Sunscreen ads not targeting high-risk groups

Public HealthMay 16, 06

Magazines aimed at men and parents and families, as well as to fans of travel and outdoor recreation, rarely contain ads for sun protection products, a new study shows.

Researchers note that middle-aged and older men are the group least likely to use sunscreen, while they are at the greatest risk of dying from melanoma, the most deadly form of skin cancer.

Alan C. Geller of Boston University School of Medicine and colleagues reviewed six years’ worth of issues of 24 popular magazines for groups at high risk of skin cancer, including men, women, teens, parents, travelers and people who enjoy outdoor pastimes such as tennis, running, golf and bicycling.

Of the 783 sun-care product ads they identified, 77 percent appeared in women’s magazines, Geller and his team report in the American Journal of Health Promotion.

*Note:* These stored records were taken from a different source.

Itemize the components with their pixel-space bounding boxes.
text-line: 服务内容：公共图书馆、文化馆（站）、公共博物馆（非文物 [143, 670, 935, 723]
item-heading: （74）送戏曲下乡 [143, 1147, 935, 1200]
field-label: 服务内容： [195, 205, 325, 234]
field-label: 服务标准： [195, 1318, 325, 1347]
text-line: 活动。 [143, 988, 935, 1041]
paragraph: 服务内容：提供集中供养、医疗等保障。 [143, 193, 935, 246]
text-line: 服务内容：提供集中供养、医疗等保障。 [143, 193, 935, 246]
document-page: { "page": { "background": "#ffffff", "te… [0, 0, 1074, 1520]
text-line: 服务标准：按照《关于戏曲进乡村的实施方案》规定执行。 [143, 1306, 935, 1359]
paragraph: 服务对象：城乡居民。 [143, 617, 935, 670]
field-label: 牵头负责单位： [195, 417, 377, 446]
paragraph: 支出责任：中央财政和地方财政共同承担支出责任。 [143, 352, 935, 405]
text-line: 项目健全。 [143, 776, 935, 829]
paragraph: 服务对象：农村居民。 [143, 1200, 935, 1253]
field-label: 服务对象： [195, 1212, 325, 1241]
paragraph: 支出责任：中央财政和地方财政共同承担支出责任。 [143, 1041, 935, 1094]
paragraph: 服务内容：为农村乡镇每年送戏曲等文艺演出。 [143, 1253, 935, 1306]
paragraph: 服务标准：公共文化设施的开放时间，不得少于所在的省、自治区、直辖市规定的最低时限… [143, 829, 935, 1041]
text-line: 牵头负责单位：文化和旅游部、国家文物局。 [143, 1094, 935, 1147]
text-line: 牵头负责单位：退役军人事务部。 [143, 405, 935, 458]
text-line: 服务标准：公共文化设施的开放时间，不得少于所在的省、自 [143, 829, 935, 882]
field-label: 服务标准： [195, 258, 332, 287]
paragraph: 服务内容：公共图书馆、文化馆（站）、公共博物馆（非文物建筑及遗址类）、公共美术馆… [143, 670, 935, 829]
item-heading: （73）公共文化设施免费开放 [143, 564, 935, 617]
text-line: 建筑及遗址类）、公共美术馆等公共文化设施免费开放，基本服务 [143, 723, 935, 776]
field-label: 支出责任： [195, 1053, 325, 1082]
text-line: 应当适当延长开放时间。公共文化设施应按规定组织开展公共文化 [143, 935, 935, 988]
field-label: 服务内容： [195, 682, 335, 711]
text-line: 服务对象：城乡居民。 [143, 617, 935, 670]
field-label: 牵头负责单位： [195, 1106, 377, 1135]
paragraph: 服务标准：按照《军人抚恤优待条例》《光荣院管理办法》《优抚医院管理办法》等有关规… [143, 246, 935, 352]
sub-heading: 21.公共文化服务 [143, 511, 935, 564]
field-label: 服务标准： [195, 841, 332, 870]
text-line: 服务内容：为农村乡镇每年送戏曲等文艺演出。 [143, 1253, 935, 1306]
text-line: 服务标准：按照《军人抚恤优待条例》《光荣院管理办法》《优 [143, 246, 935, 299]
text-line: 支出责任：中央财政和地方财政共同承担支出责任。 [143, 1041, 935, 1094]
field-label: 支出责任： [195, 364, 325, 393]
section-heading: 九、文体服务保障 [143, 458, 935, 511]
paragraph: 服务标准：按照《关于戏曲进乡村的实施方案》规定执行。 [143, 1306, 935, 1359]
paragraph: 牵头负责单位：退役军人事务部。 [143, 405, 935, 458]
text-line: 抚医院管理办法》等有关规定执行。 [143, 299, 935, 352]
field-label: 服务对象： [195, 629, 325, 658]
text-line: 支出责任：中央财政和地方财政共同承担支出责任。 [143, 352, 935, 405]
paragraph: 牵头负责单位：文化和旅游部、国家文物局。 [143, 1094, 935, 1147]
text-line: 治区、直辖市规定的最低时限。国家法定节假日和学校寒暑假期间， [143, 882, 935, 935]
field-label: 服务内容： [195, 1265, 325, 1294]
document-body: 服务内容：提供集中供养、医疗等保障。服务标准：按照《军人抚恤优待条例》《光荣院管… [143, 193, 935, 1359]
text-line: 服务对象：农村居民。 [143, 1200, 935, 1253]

While women’s magazines contained, on average, four sun protection product ads per issue, parenting and family magazines contained less than one such ad per issue, and outdoor recreation magazines carried sun protection product ads only once every six issues.

Over the survey period, from 1997 to 2002, the researchers saw a drop in the number of ads for suntan lotions containing minimal SPF and an increase in ads mentioning that their product contained an SPF above 15.

While ads touched on recommendations from the International Agency for Research on Cancer for sun protection—for example, 82 percent stated that their product had an SPF above 15 and 18 percent said it protected against both UVA and UVB rays—none of the ads listed approved recommendations for the products’ use, which include applying them before sun exposure and reapplying after swimming or exercising vigorously.

If current magazine advertising trends continue, “most high-risk consumers will have little access to advertising that is often required to alert, prompt and remind consumers to use sunscreen,” Geller and his colleagues assert.

They conclude by urging that ads for sun protection products include information on how to use them effectively.